Between

Published in Soundings East (Spring 2022)

My father floats between bedroom and living room.
Between his chair by the rented hospital bed,
bending in to her whispers,
and the sofa that faces the forested backyard,
watching the wild horses that are not there.

He wakes each night,
confused by the empty space beside him.
Demands to know, “Why was I not informed?”
And I bring him out to the couch, curtains
drawn, house still, and tell him that he has lost his memory.
That he sits beside her each day.
That there is nothing more to be done.
That we have a plan, and
he will live with his son and
watch his youngest grandchild
grow into womanhood.
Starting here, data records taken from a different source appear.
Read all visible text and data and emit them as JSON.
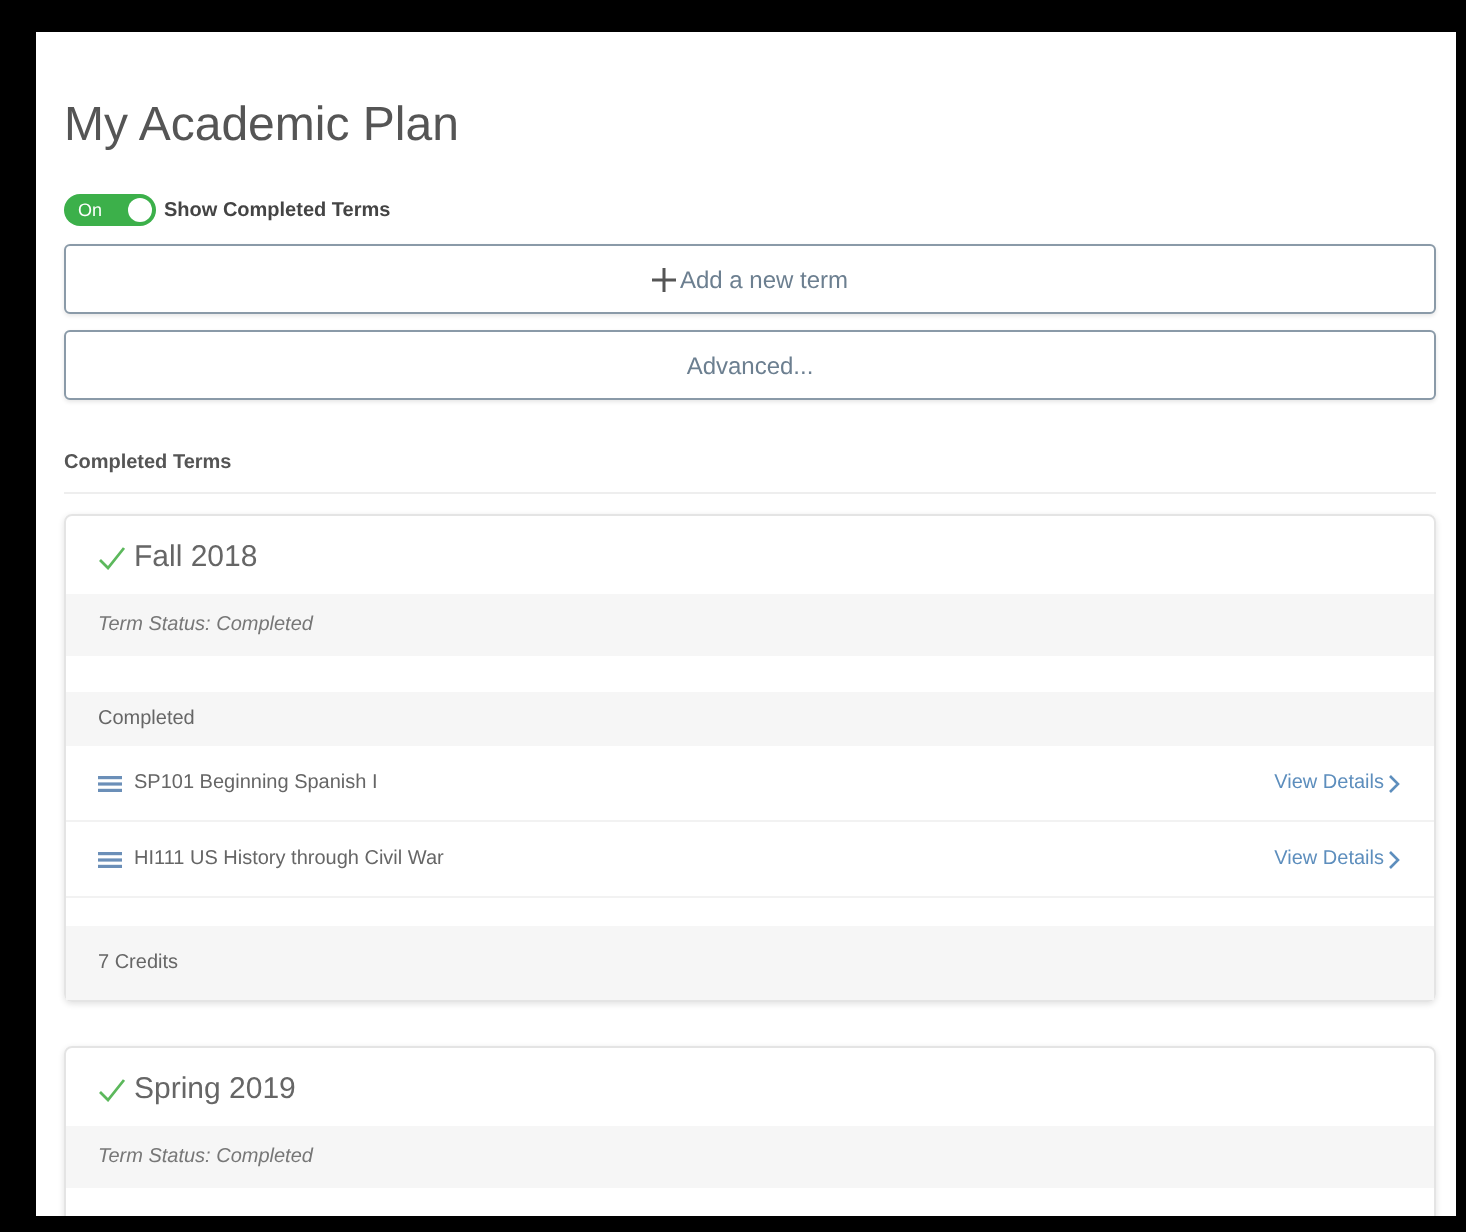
{
  "title": "My Academic Plan",
  "toggle": {
    "on": true,
    "state_label": "On",
    "label": "Show Completed Terms"
  },
  "buttons": [
    {
      "kind": "add",
      "label": "Add a new term"
    },
    {
      "kind": "plain",
      "label": "Advanced..."
    }
  ],
  "section_heading": "Completed Terms",
  "terms": [
    {
      "name": "Fall 2018",
      "completed": true,
      "status": "Term Status: Completed",
      "group_heading": "Completed",
      "courses": [
        {
          "name": "SP101 Beginning Spanish I",
          "link": "View Details"
        },
        {
          "name": "HI111 US History through Civil War",
          "link": "View Details"
        }
      ],
      "credits": "7 Credits"
    },
    {
      "name": "Spring 2019",
      "completed": true,
      "status": "Term Status: Completed"
    }
  ]
}
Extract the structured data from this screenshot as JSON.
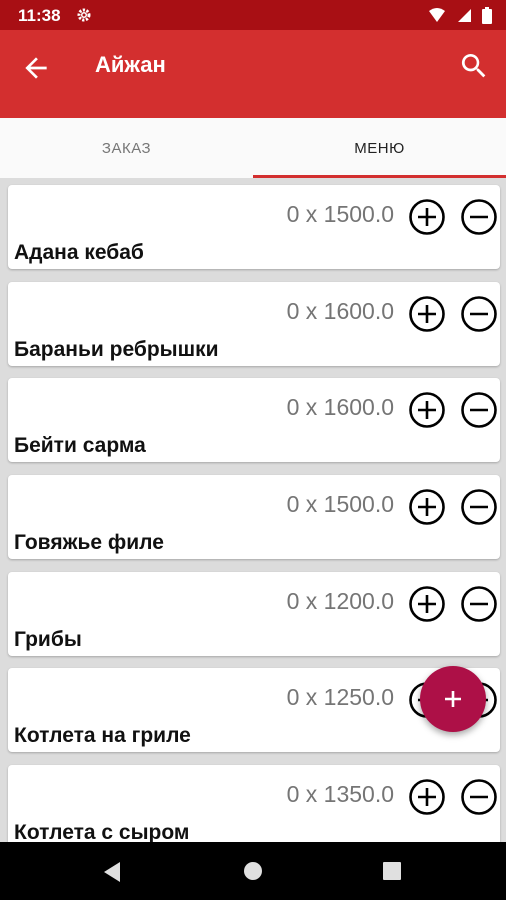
{
  "status_bar": {
    "time": "11:38",
    "icons": [
      "gear-icon",
      "wifi-icon",
      "signal-icon",
      "battery-icon"
    ]
  },
  "app_bar": {
    "title": "Айжан",
    "back_icon": "arrow-back-icon",
    "search_icon": "search-icon",
    "color": "#d32f2f"
  },
  "tabs": [
    {
      "label": "ЗАКАЗ",
      "selected": false
    },
    {
      "label": "МЕНЮ",
      "selected": true
    }
  ],
  "menu_items": [
    {
      "name": "Адана кебаб",
      "quantity_price": "0 x 1500.0"
    },
    {
      "name": "Бараньи ребрышки",
      "quantity_price": "0 x 1600.0"
    },
    {
      "name": "Бейти сарма",
      "quantity_price": "0 x 1600.0"
    },
    {
      "name": "Говяжье филе",
      "quantity_price": "0 x 1500.0"
    },
    {
      "name": "Грибы",
      "quantity_price": "0 x 1200.0"
    },
    {
      "name": "Котлета на гриле",
      "quantity_price": "0 x 1250.0"
    },
    {
      "name": "Котлета с сыром",
      "quantity_price": "0 x 1350.0"
    }
  ],
  "fab": {
    "icon": "plus-icon",
    "color": "#ad1047"
  },
  "nav_bar": {
    "icons": [
      "nav-back-icon",
      "nav-home-icon",
      "nav-recent-icon"
    ]
  }
}
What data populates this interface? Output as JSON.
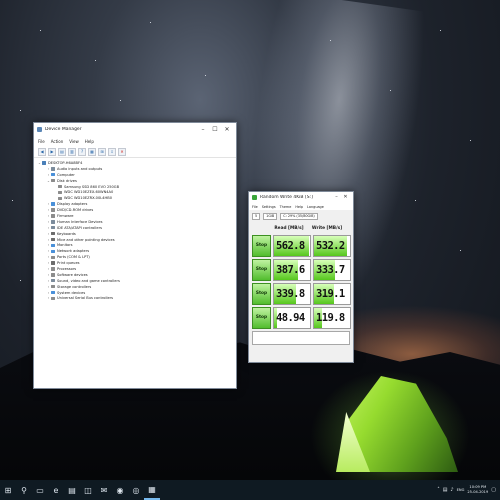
{
  "device_manager": {
    "title": "Device Manager",
    "menu": [
      "File",
      "Action",
      "View",
      "Help"
    ],
    "tree": [
      {
        "label": "DESKTOP-H6A8BF4",
        "level": 0,
        "toggle": "⌄",
        "color": "#4a7fb8"
      },
      {
        "label": "Audio inputs and outputs",
        "level": 1,
        "toggle": "›",
        "color": "#7c8c9c"
      },
      {
        "label": "Computer",
        "level": 1,
        "toggle": "›",
        "color": "#4a90d9"
      },
      {
        "label": "Disk drives",
        "level": 1,
        "toggle": "⌄",
        "color": "#8c8c8c"
      },
      {
        "label": "Samsung SSD 860 EVO 250GB",
        "level": 2,
        "toggle": "",
        "color": "#8c8c8c"
      },
      {
        "label": "WDC WD10EZEX-60WN4A0",
        "level": 2,
        "toggle": "",
        "color": "#8c8c8c"
      },
      {
        "label": "WDC WD10EZRX-00L4HB0",
        "level": 2,
        "toggle": "",
        "color": "#8c8c8c"
      },
      {
        "label": "Display adapters",
        "level": 1,
        "toggle": "›",
        "color": "#4a90d9"
      },
      {
        "label": "DVD/CD-ROM drives",
        "level": 1,
        "toggle": "›",
        "color": "#8c8c8c"
      },
      {
        "label": "Firmware",
        "level": 1,
        "toggle": "›",
        "color": "#8c8c8c"
      },
      {
        "label": "Human Interface Devices",
        "level": 1,
        "toggle": "›",
        "color": "#7c8c9c"
      },
      {
        "label": "IDE ATA/ATAPI controllers",
        "level": 1,
        "toggle": "›",
        "color": "#7c8c9c"
      },
      {
        "label": "Keyboards",
        "level": 1,
        "toggle": "›",
        "color": "#6c6c6c"
      },
      {
        "label": "Mice and other pointing devices",
        "level": 1,
        "toggle": "›",
        "color": "#6c6c6c"
      },
      {
        "label": "Monitors",
        "level": 1,
        "toggle": "›",
        "color": "#4a90d9"
      },
      {
        "label": "Network adapters",
        "level": 1,
        "toggle": "›",
        "color": "#4a90d9"
      },
      {
        "label": "Ports (COM & LPT)",
        "level": 1,
        "toggle": "›",
        "color": "#8c8c8c"
      },
      {
        "label": "Print queues",
        "level": 1,
        "toggle": "›",
        "color": "#6c6c6c"
      },
      {
        "label": "Processors",
        "level": 1,
        "toggle": "›",
        "color": "#8c8c8c"
      },
      {
        "label": "Software devices",
        "level": 1,
        "toggle": "›",
        "color": "#8c8c8c"
      },
      {
        "label": "Sound, video and game controllers",
        "level": 1,
        "toggle": "›",
        "color": "#7c8c9c"
      },
      {
        "label": "Storage controllers",
        "level": 1,
        "toggle": "›",
        "color": "#8c8c8c"
      },
      {
        "label": "System devices",
        "level": 1,
        "toggle": "›",
        "color": "#4a90d9"
      },
      {
        "label": "Universal Serial Bus controllers",
        "level": 1,
        "toggle": "›",
        "color": "#8c8c8c"
      }
    ]
  },
  "crystaldiskmark": {
    "title": "Random Write 4KiB [S:]",
    "menu": [
      "File",
      "Settings",
      "Theme",
      "Help",
      "Language"
    ],
    "count": "5",
    "size": "1GiB",
    "drive": "C: 29% (35/80GiB)",
    "read_header": "Read [MB/s]",
    "write_header": "Write [MB/s]",
    "stop_label": "Stop",
    "rows": [
      {
        "read": "562.8",
        "write": "532.2",
        "read_fill": 0.98,
        "write_fill": 0.93
      },
      {
        "read": "387.6",
        "write": "333.7",
        "read_fill": 0.68,
        "write_fill": 0.59
      },
      {
        "read": "339.8",
        "write": "319.1",
        "read_fill": 0.6,
        "write_fill": 0.56
      },
      {
        "read": "48.94",
        "write": "119.8",
        "read_fill": 0.09,
        "write_fill": 0.21
      }
    ]
  },
  "taskbar": {
    "icons": [
      "windows-logo",
      "search",
      "task-view",
      "edge",
      "file-explorer",
      "store",
      "mail",
      "chrome",
      "obs",
      "crystaldiskmark"
    ],
    "icon_glyphs": [
      "⊞",
      "⚲",
      "▭",
      "e",
      "▤",
      "◫",
      "✉",
      "◉",
      "◎",
      "▦"
    ],
    "language": "ENG",
    "time": "10:09 PM",
    "date": "25-04-2019"
  }
}
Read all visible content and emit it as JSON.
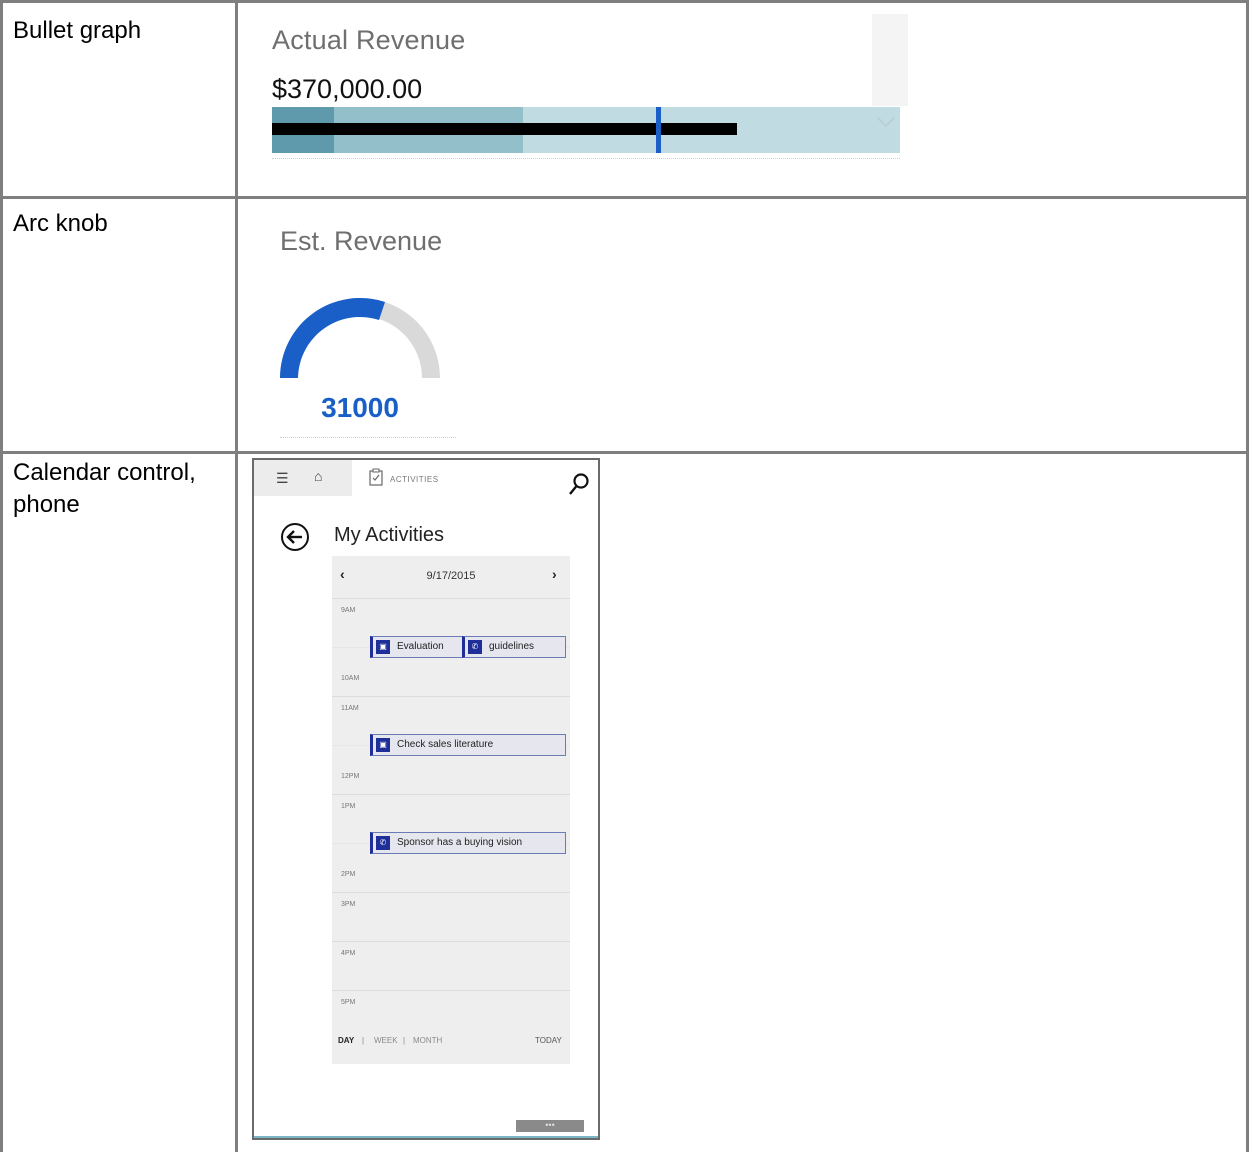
{
  "rows": [
    {
      "label": "Bullet graph"
    },
    {
      "label": "Arc knob"
    },
    {
      "label": "Calendar control,\nphone"
    }
  ],
  "bullet_graph": {
    "title": "Actual Revenue",
    "value": "$370,000.00",
    "colors": {
      "band_dark": "#5e9aab",
      "band_mid": "#93bfcb",
      "band_light": "#c1dbe2",
      "bar": "#000000",
      "target": "#1a5fc8"
    }
  },
  "arc_knob": {
    "title": "Est. Revenue",
    "value": "31000",
    "colors": {
      "fill": "#1a5fc8",
      "track": "#d9d9d9"
    }
  },
  "phone": {
    "header": {
      "activities_label": "ACTIVITIES"
    },
    "title": "My Activities",
    "calendar": {
      "date": "9/17/2015",
      "times": [
        "9AM",
        "10AM",
        "11AM",
        "12PM",
        "1PM",
        "2PM",
        "3PM",
        "4PM",
        "5PM"
      ],
      "events": [
        "Evaluation",
        "guidelines",
        "Check sales literature",
        "Sponsor has a buying vision"
      ],
      "views": {
        "day": "DAY",
        "week": "WEEK",
        "month": "MONTH",
        "sep": "|",
        "today": "TODAY"
      }
    },
    "more": "•••"
  }
}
He says how lucky
he is to be so well loved. We both weep.
Each night the same.

He is on the couch, gazing out, when she finally lets go.
The day had started just like the days before.
I’d laid out his clothes—jeans, shirt, sweater.
Helped with the buttons and suspenders,
the Velcro sneakers.
Curtsied and called him “sir”
to make a joke of the awkward reversal.
I sit down beside him, wait for him to turn
and settle his eyes on me, and tell him.
He rises to go the bedroom, and I rise, too.
But he cups my chin in his hands, like I was six,
and tells me to stay.

He is gone a very long time. Alone with her body.
I cannot imagine the goodbye.
And when he returns, he is in dress pants and blazer,

oxfords I hadn’t seen in years.
I make us gin and tonics with the jigger he always used,
and we sit side by side, looking out at the deep woods.
He points out the window, and I nod,
the wild hooves pounding in my chest.